Forum Moderators: Robert Charlton & goodroi

Message Too Old, No Replies

Google Links to Archive.org

Brett_Tabke

12:26 pm on Sep 12, 2024 (gmt 0)

Google fighting back against a web built in it's own image, by linking to the web of the past?

Or

Because it is nearly impossible to remove content from Archive.org, seems like calling a scraper site an Archive is legitimate?

Google Search results will now directly link to The Internet Archive to add historical context for the links in your results.

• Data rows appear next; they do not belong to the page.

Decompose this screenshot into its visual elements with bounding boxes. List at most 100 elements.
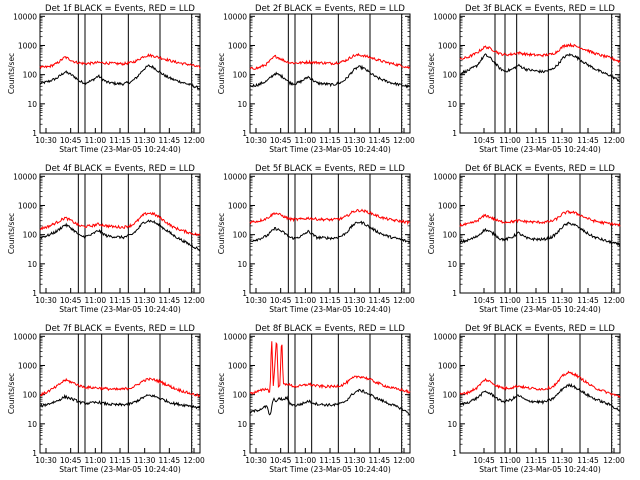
lld-series-line — [40, 377, 201, 398]
y-tick-label: 10000 — [223, 172, 247, 181]
y-tick-label: 1000 — [18, 201, 37, 210]
x-tick-label: 11:45 — [159, 296, 181, 305]
y-tick-label: 10000 — [433, 12, 457, 21]
x-axis-label: Start Time (23-Mar-05 10:24:40) — [269, 145, 391, 154]
y-tick-label: 1 — [242, 449, 247, 458]
x-tick-label: 11:30 — [551, 136, 573, 145]
panel-title: Det 6f BLACK = Events, RED = LLD — [465, 164, 615, 174]
x-tick-label: 12:00 — [183, 456, 205, 465]
panel-8: Det 8f BLACK = Events, RED = LLD 1 10 100 10… — [217, 324, 415, 474]
panel-6: Det 6f BLACK = Events, RED = LLD 1 10 100 10… — [427, 164, 625, 314]
y-tick-label: 10 — [237, 100, 247, 109]
y-tick-label: 1000 — [228, 201, 247, 210]
x-tick-label: 11:15 — [109, 456, 131, 465]
x-axis-label: Start Time (23-Mar-05 10:24:40) — [479, 305, 601, 314]
x-tick-label: 11:45 — [159, 456, 181, 465]
x-tick-label: 11:00 — [295, 136, 317, 145]
y-tick-label: 100 — [23, 71, 38, 80]
y-axis-label: Counts/sec — [7, 373, 16, 414]
x-tick-label: 12:00 — [603, 456, 625, 465]
y-tick-label: 1000 — [228, 361, 247, 370]
x-axis-label: Start Time (23-Mar-05 10:24:40) — [59, 465, 181, 474]
x-tick-label: 10:45 — [60, 136, 82, 145]
x-tick-label: 11:00 — [499, 296, 521, 305]
y-tick-label: 1 — [32, 289, 37, 298]
y-axis-label: Counts/sec — [217, 373, 226, 414]
x-tick-label: 12:00 — [183, 136, 205, 145]
plot-frame — [459, 333, 621, 454]
y-tick-label: 1 — [32, 129, 37, 138]
x-tick-label: 11:45 — [369, 296, 391, 305]
y-tick-label: 10 — [237, 260, 247, 269]
y-tick-label: 10 — [27, 100, 37, 109]
x-axis-label: Start Time (23-Mar-05 10:24:40) — [269, 465, 391, 474]
x-tick-label: 12:00 — [393, 136, 415, 145]
y-tick-label: 100 — [233, 391, 248, 400]
plot-frame — [39, 173, 201, 294]
panel-9: Det 9f BLACK = Events, RED = LLD 1 10 100 10… — [427, 324, 625, 474]
events-series-line — [249, 388, 410, 416]
x-tick-label: 11:15 — [109, 136, 131, 145]
lld-series-line — [39, 211, 201, 237]
panel-title: Det 4f BLACK = Events, RED = LLD — [45, 164, 195, 174]
x-tick-label: 11:30 — [551, 296, 573, 305]
events-series-line — [460, 52, 621, 83]
y-tick-label: 1000 — [438, 361, 457, 370]
y-tick-label: 100 — [443, 71, 458, 80]
y-tick-label: 10000 — [433, 332, 457, 341]
y-axis-label: Counts/sec — [7, 213, 16, 254]
x-tick-label: 10:30 — [35, 456, 57, 465]
x-tick-label: 10:45 — [473, 136, 495, 145]
x-tick-label: 11:00 — [85, 456, 107, 465]
x-axis-label: Start Time (23-Mar-05 10:24:40) — [59, 305, 181, 314]
x-tick-label: 11:45 — [577, 136, 599, 145]
x-tick-label: 12:00 — [393, 456, 415, 465]
x-tick-label: 10:45 — [60, 456, 82, 465]
x-tick-label: 11:30 — [134, 456, 156, 465]
x-tick-label: 10:45 — [270, 296, 292, 305]
y-tick-label: 1 — [452, 449, 457, 458]
panel-title: Det 5f BLACK = Events, RED = LLD — [255, 164, 405, 174]
x-tick-label: 11:15 — [319, 456, 341, 465]
lld-series-line — [459, 42, 621, 64]
x-tick-label: 11:15 — [319, 136, 341, 145]
x-axis-label: Start Time (23-Mar-05 10:24:40) — [269, 305, 391, 314]
lld-series-line — [39, 53, 201, 70]
y-tick-label: 1000 — [228, 41, 247, 50]
plot-frame — [459, 13, 621, 134]
panel-title: Det 8f BLACK = Events, RED = LLD — [255, 324, 405, 334]
y-axis-label: Counts/sec — [427, 213, 436, 254]
x-tick-label: 12:00 — [603, 136, 625, 145]
x-tick-label: 11:30 — [134, 136, 156, 145]
y-tick-label: 10 — [447, 420, 457, 429]
x-tick-label: 11:30 — [134, 296, 156, 305]
panel-1: Det 1f BLACK = Events, RED = LLD 1 10 100 10… — [7, 4, 205, 154]
y-tick-label: 100 — [443, 231, 458, 240]
y-tick-label: 100 — [443, 391, 458, 400]
x-tick-label: 11:45 — [577, 456, 599, 465]
x-tick-label: 10:30 — [245, 296, 267, 305]
y-tick-label: 10 — [27, 420, 37, 429]
y-tick-label: 1 — [242, 129, 247, 138]
plot-frame — [249, 333, 411, 454]
events-series-line — [459, 221, 621, 247]
y-tick-label: 10 — [237, 420, 247, 429]
y-tick-label: 1000 — [18, 361, 37, 370]
x-tick-label: 10:45 — [473, 456, 495, 465]
x-tick-label: 11:30 — [551, 456, 573, 465]
x-tick-label: 10:30 — [245, 136, 267, 145]
x-tick-label: 11:45 — [369, 136, 391, 145]
y-tick-label: 10 — [447, 100, 457, 109]
x-axis-label: Start Time (23-Mar-05 10:24:40) — [59, 145, 181, 154]
events-series-line — [39, 393, 201, 410]
x-tick-label: 11:45 — [577, 296, 599, 305]
x-tick-label: 11:45 — [159, 136, 181, 145]
x-tick-label: 11:45 — [369, 456, 391, 465]
events-series-line — [459, 382, 621, 412]
y-axis-label: Counts/sec — [217, 213, 226, 254]
y-axis-label: Counts/sec — [7, 53, 16, 94]
y-tick-label: 100 — [23, 231, 38, 240]
x-axis-label: Start Time (23-Mar-05 10:24:40) — [479, 465, 601, 474]
panel-4: Det 4f BLACK = Events, RED = LLD 1 10 100 10… — [7, 164, 205, 314]
x-tick-label: 11:00 — [295, 296, 317, 305]
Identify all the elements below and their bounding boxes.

Google Search makes it easy to find information, but occasionally you need historical context for a page that may have been recently updated. That was previously possible to a certain extent through cached pages in Search, but that functionality was removed earlier this year.
[9to5google.com...]

engine

3:28 pm on Sep 12, 2024 (gmt 0)

This is going to be interesting. Only research will prove how good or bad this may be.

brotherhood of LAN

3:58 pm on Sep 12, 2024 (gmt 0)

>Because it is nearly impossible to remove content from Archive.org

It isn't. You block their UA and then you have no access to the historical archive. A site could have been going for 30 years and the new owner of the domain/hosting can basically block historical access.

lucy24

4:02 pm on Sep 12, 2024 (gmt 0)

Ooh, I like this. (But why does autocorrect not know that scraping and scrapping are different words with, in this case, nearly opposite meaning? Makes me think of the classmates in high-school drafting who equipped their home designs with dinning rooms, suggesting that they had an awful lot of younger siblings.)

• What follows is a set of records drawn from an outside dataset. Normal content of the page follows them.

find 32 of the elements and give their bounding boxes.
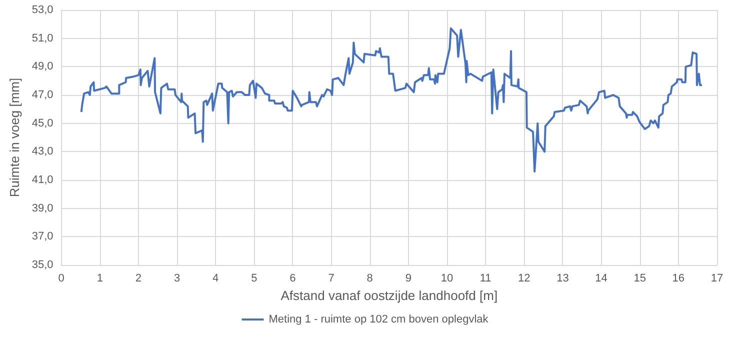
x-tick-label: 7 (328, 272, 334, 284)
x-tick-label: 0 (58, 272, 64, 284)
y-tick-label: 35,0 (32, 259, 54, 271)
y-tick-label: 47,0 (32, 89, 54, 101)
x-tick-label: 8 (366, 272, 373, 284)
y-tick-label: 39,0 (32, 202, 54, 214)
y-tick-label: 53,0 (32, 4, 54, 16)
x-tick-label: 13 (556, 272, 569, 284)
x-tick-label: 3 (174, 272, 180, 284)
x-tick-label: 17 (710, 272, 724, 284)
legend-label: Meting 1 - ruimte op 102 cm boven oplegvlak (268, 314, 489, 326)
y-tick-label: 41,0 (32, 174, 54, 186)
x-tick-label: 9 (405, 272, 412, 284)
y-tick-label: 49,0 (32, 60, 54, 73)
y-tick-label: 51,0 (32, 32, 54, 44)
x-tick-label: 2 (135, 272, 142, 284)
line-series (80, 27, 703, 172)
y-tick-label: 37,0 (32, 230, 54, 243)
x-tick-label: 5 (251, 272, 258, 284)
x-axis-title: Afstand vanaf oostzijde landhoofd [m] (280, 288, 498, 303)
x-tick-label: 1 (96, 272, 103, 284)
x-tick-label: 15 (634, 272, 646, 284)
x-tick-label: 12 (518, 272, 530, 284)
y-tick-label: 45,0 (32, 117, 54, 130)
y-tick-label: 43,0 (32, 146, 54, 158)
x-tick-label: 4 (212, 272, 219, 284)
x-tick-label: 14 (595, 272, 608, 284)
y-axis-title: Ruimte in voeg [mm] (7, 78, 22, 198)
x-tick-label: 11 (480, 272, 492, 284)
x-tick-label: 6 (290, 272, 296, 284)
x-tick-label: 16 (672, 272, 685, 284)
x-tick-label: 10 (440, 272, 454, 284)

Somewhere on my site I link to an article that now exists only on the Wayback Machine. The author was then a grad student in {relevant field} and went on to become a {superb job title} at Google.

Brett_Tabke

4:10 pm on Sep 12, 2024 (gmt 0)

> It isn't. You block their UA and then you have no access to the historical archive

have done so for 25 years we are still in there at multiple sites. Even blocked their IP.

londrum

5:59 pm on Sep 12, 2024 (gmt 0)

just discovered that my site has pages listed on the archive, even though their crawler has been blocked in robots.txt forever
with
User-agent: ia_archiver
Disallow: /

had a little nose on the internet and it seems lots of people are complaining that they're ignoring robots

i'm not sure that ia_archiver is even their proper crawler anymore, but i can't find any updated info on their site

aristotle

6:06 pm on Sep 12, 2024 (gmt 0)

A lot of really valuable information that's no longer live on the web is still preserved at archive.org. I link to at least a dozen old articles there because the originals are gone.

Brett_Tabke

8:16 pm on Sep 12, 2024 (gmt 0)

> still preserved at archive.org

Completely irrelevant. The right to owner ship is with the copyright holder - not scraper sites like archive.org.

tangor

6:52 am on Sep 13, 2024 (gmt 0)

A LOT of the stuff at archive.org is OUTDATED or even INACCURATE. Wonder how that will fit in with all this AI scraping, er, building LLMs is going to work out.

aristotle

1:26 pm on Sep 13, 2024 (gmt 0)

You don't have to go to archive.org to find scraped content, or outdated content, or lies and mis-information for that matter. It's a basic characteristic of the web.

lucy24

4:57 pm on Sep 13, 2024 (gmt 0)

Similarly, libraries should be required to purge all earlier editions and outdated reference works, since their content has no value to anyone under any circumstances.